Restoration work began this week at the gravesite of President John F. Kennedy, where the words of his inaugural address, engraved in a granite wall opposite the eternal flame over his tomb, have become difficult to read after decades of weathering. The restoration of the lettering is being underwritten by the Knights of Columbus, of which Kennedy was a member from 1946 until his assassination in 1963.
On January 20, 2011, the nation will mark the 50th anniversary of his Inaugural address, which is perhaps best remembered for the phrase, “Ask not what your country can do for you, ask what you can do for your country.” That quote, as well as others from the Inaugural address and additional speeches, is inscribed in the gravesite wall. The Knights of Columbus is sponsoring an essay contest on the Inaugural address for U.S. high school students this fall, ensuring that this generation of students will gain an appreciation of Kennedy’s legacy.
The original engraving was done by master stone mason John Everett Benson, who continues to ply his trade in Rhode Island at the age of 72. The restoration work is being done by Gordon Ponsford, who has done similar work at more than a dozen sites in Arlington National Cemetery in recent years.
Supreme Knight Carl A. Anderson said that the Knights of Columbus “is proud and honored to be able to make this contribution to honoring the memory of President Kennedy. His words inspired an entire generation, not just in America but throughout the world. We are grateful for the opportunity to work with Arlington National Cemetery in helping to ensure that those words will continue to inspire all who visit his final resting place.”
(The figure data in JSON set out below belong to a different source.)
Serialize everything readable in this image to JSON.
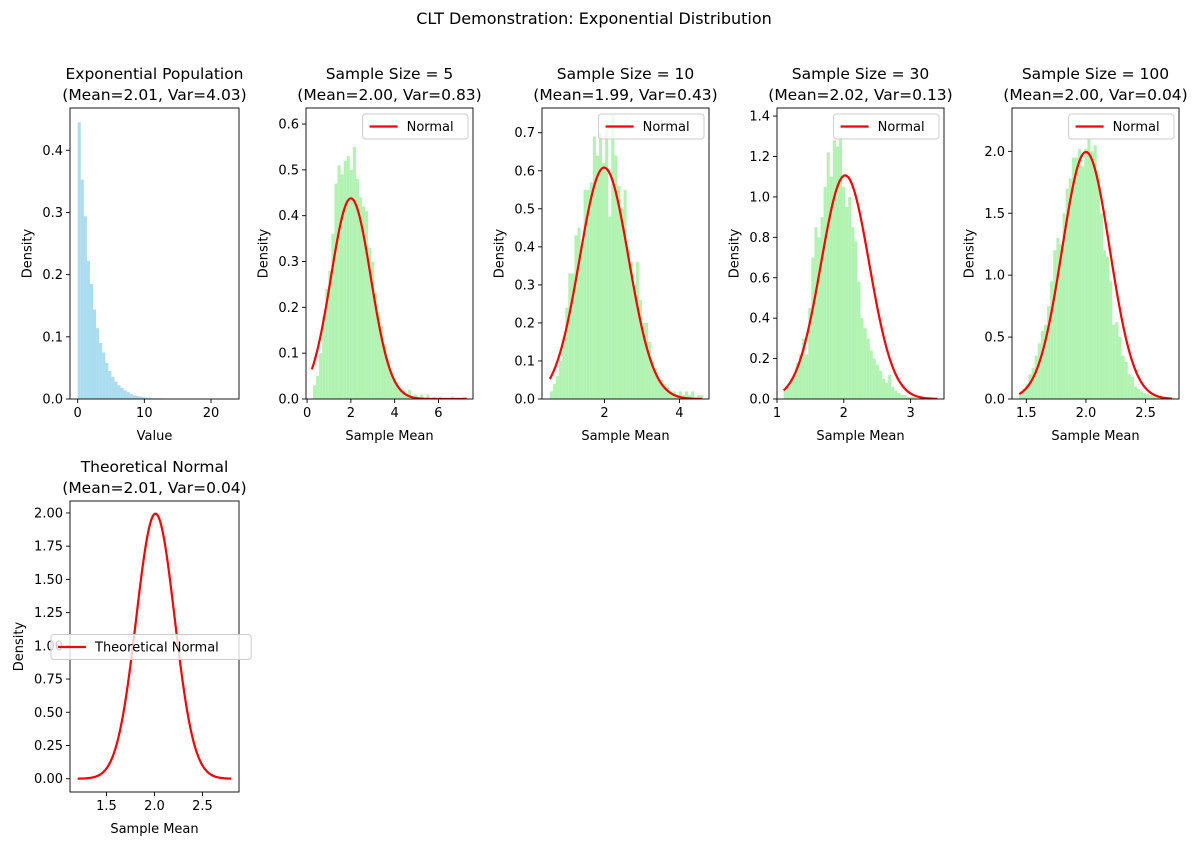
{
  "figure": {
    "suptitle": "CLT Demonstration: Exponential Distribution"
  },
  "chart_data": [
    {
      "type": "histogram",
      "title": "Exponential Population",
      "subtitle": "(Mean=2.01, Var=4.03)",
      "xlabel": "Value",
      "ylabel": "Density",
      "xlim": [
        -1.15,
        24.2
      ],
      "ylim": [
        0,
        0.468
      ],
      "xticks": [
        0,
        10,
        20
      ],
      "xtick_labels": [
        "0",
        "10",
        "20"
      ],
      "yticks": [
        0,
        0.1,
        0.2,
        0.3,
        0.4
      ],
      "ytick_labels": [
        "0.0",
        "0.1",
        "0.2",
        "0.3",
        "0.4"
      ],
      "bar_color": "#87CEEB",
      "bars": {
        "start": 0,
        "width": 0.46,
        "values": [
          0.445,
          0.353,
          0.294,
          0.222,
          0.185,
          0.144,
          0.114,
          0.09,
          0.075,
          0.058,
          0.045,
          0.036,
          0.028,
          0.022,
          0.018,
          0.014,
          0.011,
          0.008,
          0.006,
          0.005,
          0.004,
          0.003,
          0.002,
          0.002,
          0.001,
          0.001,
          0.001,
          0.001,
          0.0005,
          0.0005
        ]
      },
      "legend": null
    },
    {
      "type": "histogram+line",
      "title": "Sample Size = 5",
      "subtitle": "(Mean=2.00, Var=0.83)",
      "xlabel": "Sample Mean",
      "ylabel": "Density",
      "xlim": [
        -0.05,
        7.58
      ],
      "ylim": [
        0,
        0.635
      ],
      "xticks": [
        0,
        2,
        4,
        6
      ],
      "xtick_labels": [
        "0",
        "2",
        "4",
        "6"
      ],
      "yticks": [
        0,
        0.1,
        0.2,
        0.3,
        0.4,
        0.5,
        0.6
      ],
      "ytick_labels": [
        "0.0",
        "0.1",
        "0.2",
        "0.3",
        "0.4",
        "0.5",
        "0.6"
      ],
      "bar_color": "#90EE90",
      "line_color": "#FF0000",
      "bars": {
        "start": 0.27,
        "width": 0.14,
        "values": [
          0.03,
          0.05,
          0.1,
          0.18,
          0.24,
          0.28,
          0.36,
          0.47,
          0.51,
          0.49,
          0.52,
          0.53,
          0.5,
          0.55,
          0.48,
          0.44,
          0.42,
          0.41,
          0.33,
          0.3,
          0.23,
          0.19,
          0.16,
          0.12,
          0.09,
          0.06,
          0.04,
          0.03,
          0.02,
          0.02,
          0.01,
          0.02,
          0.0,
          0.01,
          0.0,
          0.01,
          0.0,
          0.01,
          0.0,
          0.005,
          0.0,
          0.005,
          0.0,
          0.0,
          0.0,
          0.005,
          0.0,
          0.0,
          0.0,
          0.005
        ]
      },
      "curve": {
        "type": "normal",
        "mean": 2.0,
        "var": 0.83,
        "x_range": [
          0.22,
          7.3
        ]
      },
      "legend": {
        "entries": [
          "Normal"
        ],
        "position": "upper right"
      }
    },
    {
      "type": "histogram+line",
      "title": "Sample Size = 10",
      "subtitle": "(Mean=1.99, Var=0.43)",
      "xlabel": "Sample Mean",
      "ylabel": "Density",
      "xlim": [
        0.33,
        4.79
      ],
      "ylim": [
        0,
        0.765
      ],
      "xticks": [
        2,
        4
      ],
      "xtick_labels": [
        "2",
        "4"
      ],
      "yticks": [
        0,
        0.1,
        0.2,
        0.3,
        0.4,
        0.5,
        0.6,
        0.7
      ],
      "ytick_labels": [
        "0.0",
        "0.1",
        "0.2",
        "0.3",
        "0.4",
        "0.5",
        "0.6",
        "0.7"
      ],
      "bar_color": "#90EE90",
      "line_color": "#FF0000",
      "bars": {
        "start": 0.54,
        "width": 0.082,
        "values": [
          0.02,
          0.04,
          0.06,
          0.1,
          0.16,
          0.24,
          0.33,
          0.33,
          0.43,
          0.45,
          0.4,
          0.55,
          0.55,
          0.57,
          0.69,
          0.64,
          0.7,
          0.62,
          0.73,
          0.48,
          0.75,
          0.64,
          0.56,
          0.5,
          0.55,
          0.4,
          0.36,
          0.3,
          0.36,
          0.26,
          0.2,
          0.2,
          0.15,
          0.1,
          0.08,
          0.05,
          0.05,
          0.04,
          0.03,
          0.02,
          0.02,
          0.01,
          0.02,
          0.01,
          0.02,
          0.01,
          0.02,
          0.0,
          0.01,
          0.01
        ]
      },
      "curve": {
        "type": "normal",
        "mean": 1.99,
        "var": 0.43,
        "x_range": [
          0.54,
          4.6
        ]
      },
      "legend": {
        "entries": [
          "Normal"
        ],
        "position": "upper right"
      }
    },
    {
      "type": "histogram+line",
      "title": "Sample Size = 30",
      "subtitle": "(Mean=2.02, Var=0.13)",
      "xlabel": "Sample Mean",
      "ylabel": "Density",
      "xlim": [
        1.0,
        3.5
      ],
      "ylim": [
        0,
        1.44
      ],
      "xticks": [
        1,
        2,
        3
      ],
      "xtick_labels": [
        "1",
        "2",
        "3"
      ],
      "yticks": [
        0,
        0.2,
        0.4,
        0.6,
        0.8,
        1.0,
        1.2,
        1.4
      ],
      "ytick_labels": [
        "0.0",
        "0.2",
        "0.4",
        "0.6",
        "0.8",
        "1.0",
        "1.2",
        "1.4"
      ],
      "bar_color": "#90EE90",
      "line_color": "#FF0000",
      "bars": {
        "start": 1.1,
        "width": 0.046,
        "values": [
          0.04,
          0.06,
          0.1,
          0.12,
          0.18,
          0.22,
          0.3,
          0.22,
          0.45,
          0.7,
          0.85,
          0.8,
          0.9,
          1.05,
          1.22,
          1.1,
          1.28,
          1.25,
          1.3,
          1.05,
          0.95,
          1.0,
          0.85,
          0.78,
          0.58,
          0.4,
          0.35,
          0.3,
          0.24,
          0.2,
          0.17,
          0.14,
          0.1,
          0.08,
          0.12,
          0.06,
          0.04,
          0.03,
          0.02,
          0.02,
          0.01,
          0.01,
          0.01,
          0.0,
          0.01,
          0.0,
          0.005,
          0.0,
          0.0,
          0.005
        ]
      },
      "curve": {
        "type": "normal",
        "mean": 2.02,
        "var": 0.13,
        "x_range": [
          1.1,
          3.4
        ]
      },
      "legend": {
        "entries": [
          "Normal"
        ],
        "position": "upper right"
      }
    },
    {
      "type": "histogram+line",
      "title": "Sample Size = 100",
      "subtitle": "(Mean=2.00, Var=0.04)",
      "xlabel": "Sample Mean",
      "ylabel": "Density",
      "xlim": [
        1.38,
        2.78
      ],
      "ylim": [
        0,
        2.35
      ],
      "xticks": [
        1.5,
        2.0,
        2.5
      ],
      "xtick_labels": [
        "1.5",
        "2.0",
        "2.5"
      ],
      "yticks": [
        0,
        0.5,
        1.0,
        1.5,
        2.0
      ],
      "ytick_labels": [
        "0.0",
        "0.5",
        "1.0",
        "1.5",
        "2.0"
      ],
      "bar_color": "#90EE90",
      "line_color": "#FF0000",
      "bars": {
        "start": 1.44,
        "width": 0.026,
        "values": [
          0.05,
          0.08,
          0.12,
          0.2,
          0.25,
          0.35,
          0.45,
          0.55,
          0.6,
          0.75,
          0.95,
          1.2,
          1.3,
          1.25,
          1.5,
          1.7,
          1.78,
          1.95,
          1.95,
          2.02,
          1.88,
          2.02,
          2.1,
          2.0,
          2.05,
          1.82,
          1.5,
          1.2,
          1.15,
          0.95,
          0.6,
          0.62,
          0.5,
          0.35,
          0.3,
          0.2,
          0.18,
          0.1,
          0.08,
          0.06,
          0.05,
          0.04,
          0.03,
          0.02,
          0.02,
          0.01,
          0.01,
          0.01,
          0.01,
          0.01
        ]
      },
      "curve": {
        "type": "normal",
        "mean": 2.0,
        "var": 0.04,
        "x_range": [
          1.44,
          2.72
        ]
      },
      "legend": {
        "entries": [
          "Normal"
        ],
        "position": "upper right"
      }
    },
    {
      "type": "line",
      "title": "Theoretical Normal",
      "subtitle": "(Mean=2.01, Var=0.04)",
      "xlabel": "Sample Mean",
      "ylabel": "Density",
      "xlim": [
        1.12,
        2.88
      ],
      "ylim": [
        -0.1,
        2.09
      ],
      "xticks": [
        1.5,
        2.0,
        2.5
      ],
      "xtick_labels": [
        "1.5",
        "2.0",
        "2.5"
      ],
      "yticks": [
        0,
        0.25,
        0.5,
        0.75,
        1.0,
        1.25,
        1.5,
        1.75,
        2.0
      ],
      "ytick_labels": [
        "0.00",
        "0.25",
        "0.50",
        "0.75",
        "1.00",
        "1.25",
        "1.50",
        "1.75",
        "2.00"
      ],
      "line_color": "#FF0000",
      "bars": null,
      "curve": {
        "type": "normal",
        "mean": 2.01,
        "var": 0.04,
        "x_range": [
          1.2,
          2.8
        ]
      },
      "legend": {
        "entries": [
          "Theoretical Normal"
        ],
        "position": "center left"
      }
    }
  ]
}
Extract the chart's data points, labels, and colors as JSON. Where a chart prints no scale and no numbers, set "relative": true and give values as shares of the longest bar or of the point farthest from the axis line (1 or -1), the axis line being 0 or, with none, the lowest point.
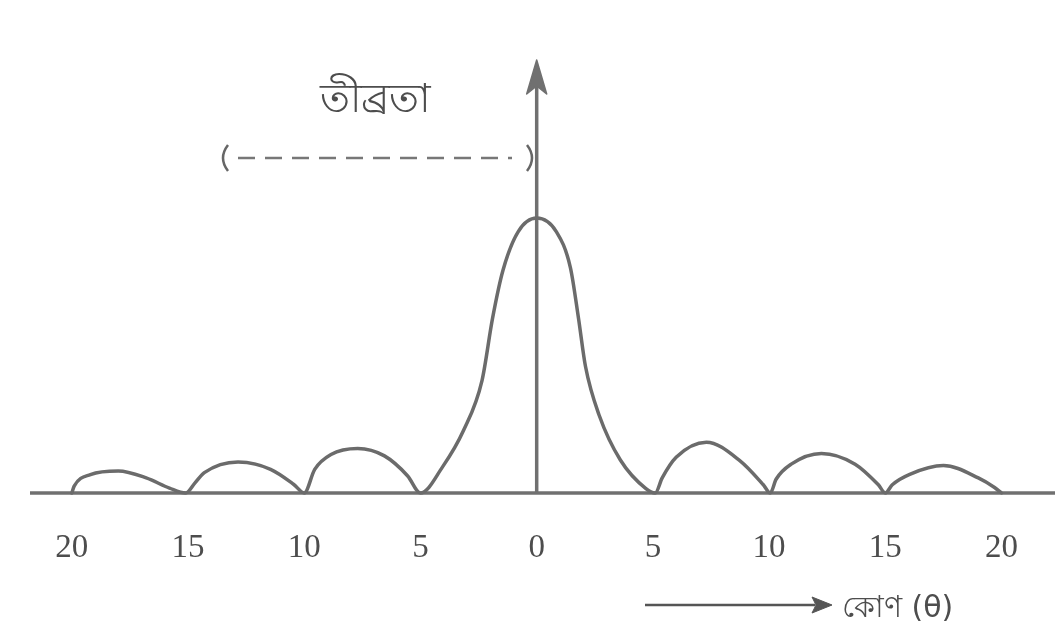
{
  "chart_data": {
    "type": "line",
    "relative": true,
    "ylabel": "তীব্রতা",
    "xlabel": "কোণ (θ)",
    "xlim": [
      -21.8,
      22.3
    ],
    "xticks": [
      {
        "value": -20,
        "label": "20"
      },
      {
        "value": -15,
        "label": "15"
      },
      {
        "value": -10,
        "label": "10"
      },
      {
        "value": -5,
        "label": "5"
      },
      0,
      5,
      10,
      15,
      20
    ],
    "x": [
      -20.0,
      -19.9,
      -19.2,
      -18.0,
      -16.8,
      -15.8,
      -15.1,
      -14.7,
      -14.3,
      -12.85,
      -11.45,
      -10.45,
      -10.0,
      -9.55,
      -8.85,
      -7.7,
      -6.55,
      -5.55,
      -5.0,
      -4.05,
      -3.15,
      -2.35,
      -1.9,
      -1.45,
      -0.8,
      0,
      0.85,
      1.45,
      1.8,
      2.1,
      2.7,
      3.6,
      4.7,
      5.1,
      5.4,
      6.0,
      7.3,
      8.75,
      9.75,
      10.05,
      10.3,
      10.95,
      12.25,
      13.7,
      14.7,
      15.0,
      15.3,
      16.05,
      17.5,
      19.0,
      19.7,
      20.0
    ],
    "series": [
      {
        "color": "#6b6b6b",
        "values": [
          0,
          0.025,
          0.067,
          0.08,
          0.055,
          0.018,
          0,
          0.037,
          0.074,
          0.113,
          0.086,
          0.031,
          0,
          0.086,
          0.14,
          0.162,
          0.135,
          0.062,
          0,
          0.095,
          0.227,
          0.41,
          0.635,
          0.81,
          0.95,
          1,
          0.95,
          0.82,
          0.635,
          0.46,
          0.28,
          0.12,
          0.016,
          0,
          0.055,
          0.13,
          0.185,
          0.117,
          0.03,
          0,
          0.05,
          0.105,
          0.144,
          0.105,
          0.03,
          0,
          0.03,
          0.068,
          0.1,
          0.055,
          0.02,
          0
        ]
      }
    ]
  }
}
The Knights of Columbus is the world’s largest lay Catholic organization, with more than 1.8 million members on three continents. Last year the Knights of Columbus donated more than $151 million to charity, and its members volunteered 69 million hours of their time to support charitable causes. President Kennedy, America’s first Catholic president, was a member for nearly two decades and belonged to Bunker Hill Council 62 in Charlestown, Massachusetts, which was established in 1892.